Верность этого своего впечатления Аксенов постоянно подтверждает в путешествиях. Летом 1996-го он плывет пароходом из Самары в Астрахань. И назад – до Москвы. Его радует, что пароход назван не именем какого-нибудь «рыцаря пролетарской революции», а в честь видного русского изобретателя и инноватора. «Иван Кулибин» швартуется в Тольятти, Ульяновске, Ярославле, Чебоксарах, Казани, Нижнем, Саратове, Астрахани и снова в Самаре. И везде Василий Павлович отправляется на берег – за свидетельствами благотворных перемен.

Советской нищеты (когда молоко, бывало, продавали только для детей – по рецепту, а чуть не треть жизни губилась в очередях за самым простым) теперь нет.
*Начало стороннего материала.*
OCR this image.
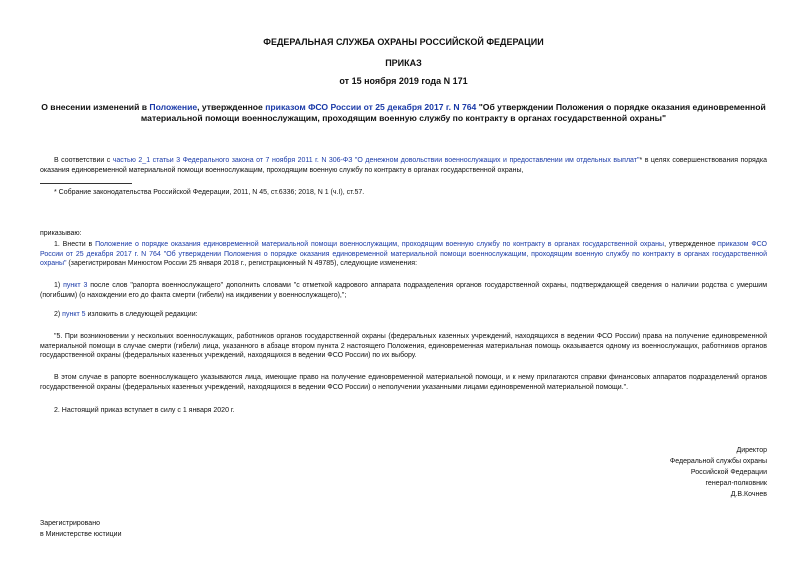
ФЕДЕРАЛЬНАЯ СЛУЖБА ОХРАНЫ РОССИЙСКОЙ ФЕДЕРАЦИИ
ПРИКАЗ
от 15 ноября 2019 года N 171
О внесении изменений в Положение, утвержденное приказом ФСО России от 25 декабря 2017 г. N 764 "Об утверждении Положения о порядке оказания единовременной материальной помощи военнослужащим, проходящим военную службу по контракту в органах государственной охраны"
В соответствии с частью 2_1 статьи 3 Федерального закона от 7 ноября 2011 г. N 306-ФЗ "О денежном довольствии военнослужащих и предоставлении им отдельных выплат"* в целях совершенствования порядка оказания единовременной материальной помощи военнослужащим, проходящим военную службу по контракту в органах государственной охраны,
* Собрание законодательства Российской Федерации, 2011, N 45, ст.6336; 2018, N 1 (ч.I), ст.57.
приказываю:
1. Внести в Положение о порядке оказания единовременной материальной помощи военнослужащим, проходящим военную службу по контракту в органах государственной охраны, утвержденное приказом ФСО России от 25 декабря 2017 г. N 764 "Об утверждении Положения о порядке оказания единовременной материальной помощи военнослужащим, проходящим военную службу по контракту в органах государственной охраны" (зарегистрирован Минюстом России 25 января 2018 г., регистрационный N 49785), следующие изменения:
1) пункт 3 после слов "рапорта военнослужащего" дополнить словами "с отметкой кадрового аппарата подразделения органов государственной охраны, подтверждающей сведения о наличии родства с умершим (погибшим) (о нахождении его до факта смерти (гибели) на иждивении у военнослужащего),";
2) пункт 5 изложить в следующей редакции:
"5. При возникновении у нескольких военнослужащих, работников органов государственной охраны (федеральных казенных учреждений, находящихся в ведении ФСО России) права на получение единовременной материальной помощи в случае смерти (гибели) лица, указанного в абзаце втором пункта 2 настоящего Положения, единовременная материальная помощь оказывается одному из военнослужащих, работников органов государственной охраны (федеральных казенных учреждений, находящихся в ведении ФСО России) по их выбору.
В этом случае в рапорте военнослужащего указываются лица, имеющие право на получение единовременной материальной помощи, и к нему прилагаются справки финансовых аппаратов подразделений органов государственной охраны (федеральных казенных учреждений, находящихся в ведении ФСО России) о неполучении указанными лицами единовременной материальной помощи.".
2. Настоящий приказ вступает в силу с 1 января 2020 г.
Директор
Федеральной службы охраны
Российской Федерации
генерал-полковник
Д.В.Кочнев
Зарегистрировано
в Министерстве юстиции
Древние торговые города вновь полны товара. «Импорта» в одном магазине столько, сколько прежде едва нашлось бы в целом городе. И хотя доступно не всё и не всем, купить главное можно без труда и по вменяемой цене. На рынке в Самаре – торговцы горячим хлебом и колбасой: подходи, попробуй с ножа. И рыба появилась! А где ж пряталась-то? В глубине. А что так? А не терпела «красных».

Но вот ведь история! «Красные»-то до чего неугомонны? Всё рыдают по былому «величию». Всё твердят про «Русь на коленях». Всё тычут пальцем в безработных и бедняков. Всё жаждут вернуть равномерное распределение убожества вместо неравномерного распределения богатства.
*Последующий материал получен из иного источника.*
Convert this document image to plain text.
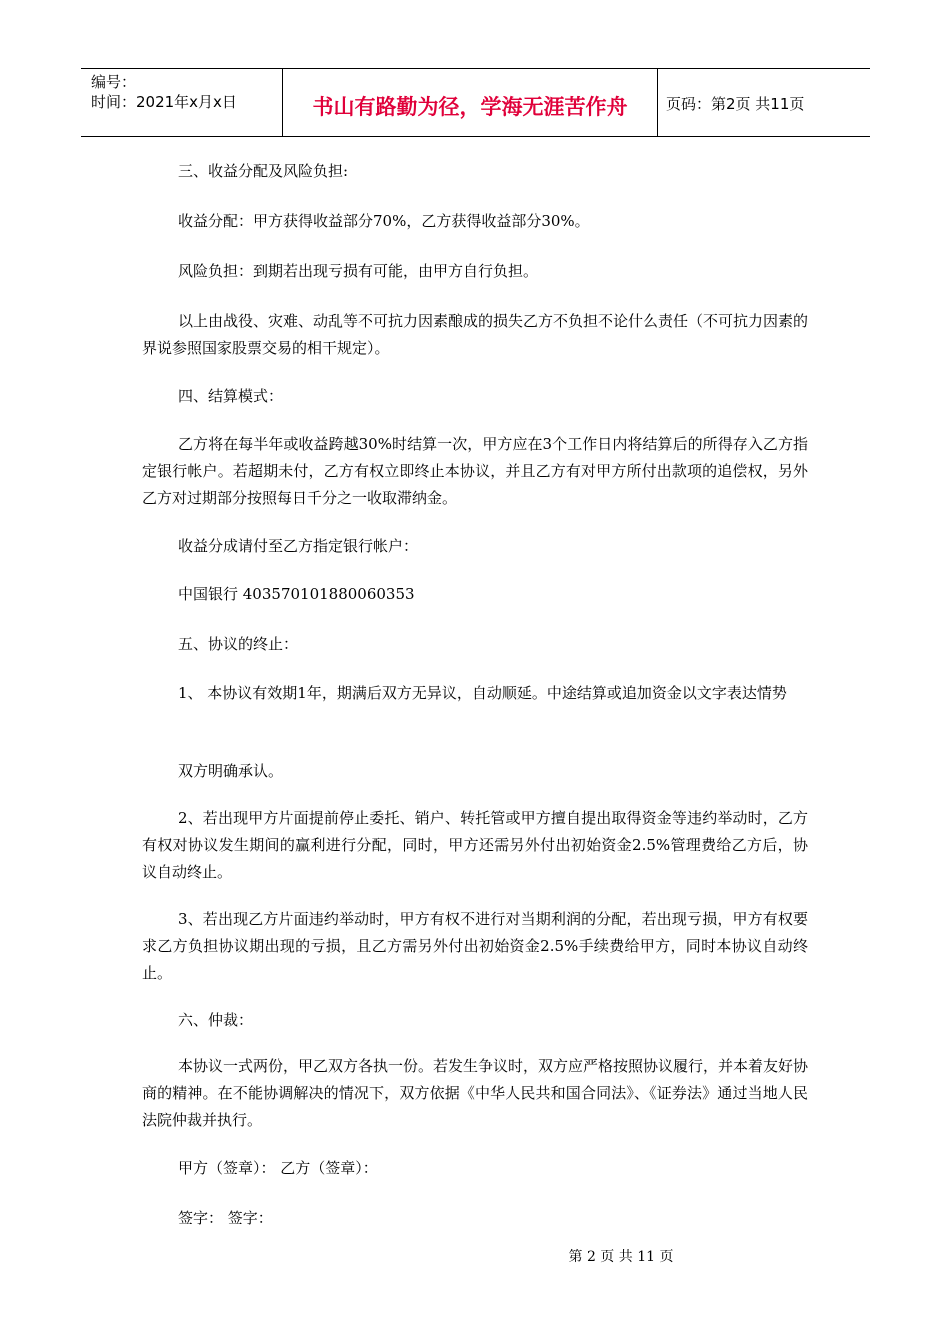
编号：
时间：2021年x月x日	书山有路勤为径，学海无涯苦作舟	页码：第2页 共11页

三、收益分配及风险负担:

收益分配：甲方获得收益部分70%，乙方获得收益部分30%。

风险负担：到期若出现亏损有可能，由甲方自行负担。

以上由战役、灾难、动乱等不可抗力因素酿成的损失乙方不负担不论什么责任（不可抗力因素的界说参照国家股票交易的相干规定）。

四、结算模式：

乙方将在每半年或收益跨越30%时结算一次，甲方应在3个工作日内将结算后的所得存入乙方指定银行帐户。若超期未付，乙方有权立即终止本协议，并且乙方有对甲方所付出款项的追偿权，另外乙方对过期部分按照每日千分之一收取滞纳金。

收益分成请付至乙方指定银行帐户：

中国银行 403570101880060353

五、协议的终止：

1、 本协议有效期1年，期满后双方无异议，自动顺延。中途结算或追加资金以文字表达情势

双方明确承认。

2、若出现甲方片面提前停止委托、销户、转托管或甲方擅自提出取得资金等违约举动时，乙方有权对协议发生期间的赢利进行分配，同时，甲方还需另外付出初始资金2.5%管理费给乙方后，协议自动终止。

3、若出现乙方片面违约举动时，甲方有权不进行对当期利润的分配，若出现亏损，甲方有权要求乙方负担协议期出现的亏损，且乙方需另外付出初始资金2.5%手续费给甲方，同时本协议自动终止。

六、仲裁：

本协议一式两份，甲乙双方各执一份。若发生争议时，双方应严格按照协议履行，并本着友好协商的精神。在不能协调解决的情况下，双方依据《中华人民共和国合同法》、《证券法》通过当地人民法院仲裁并执行。

甲方（签章）： 乙方（签章）：

签字： 签字：

第 2 页 共 11 页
Отменить реальность, где «немыслимое изобилие товаров, растут новые торговые центры и денег у людей становится больше, несмотря на невыплаты зарплат», в которой «массы людей стараются обогатиться». А как же? Ведь «машина-то у меня всего "шестерка"».

Не по душе наследникам генералиссимуса и разнообразие и богатство мнений: митинги, демонстрации, забастовки, перекрытия магистралей – проснувшееся гражданское чувство народа. Впрочем, это бурление рождает в нем не только радость и надежды, но и вопрос: что дальше?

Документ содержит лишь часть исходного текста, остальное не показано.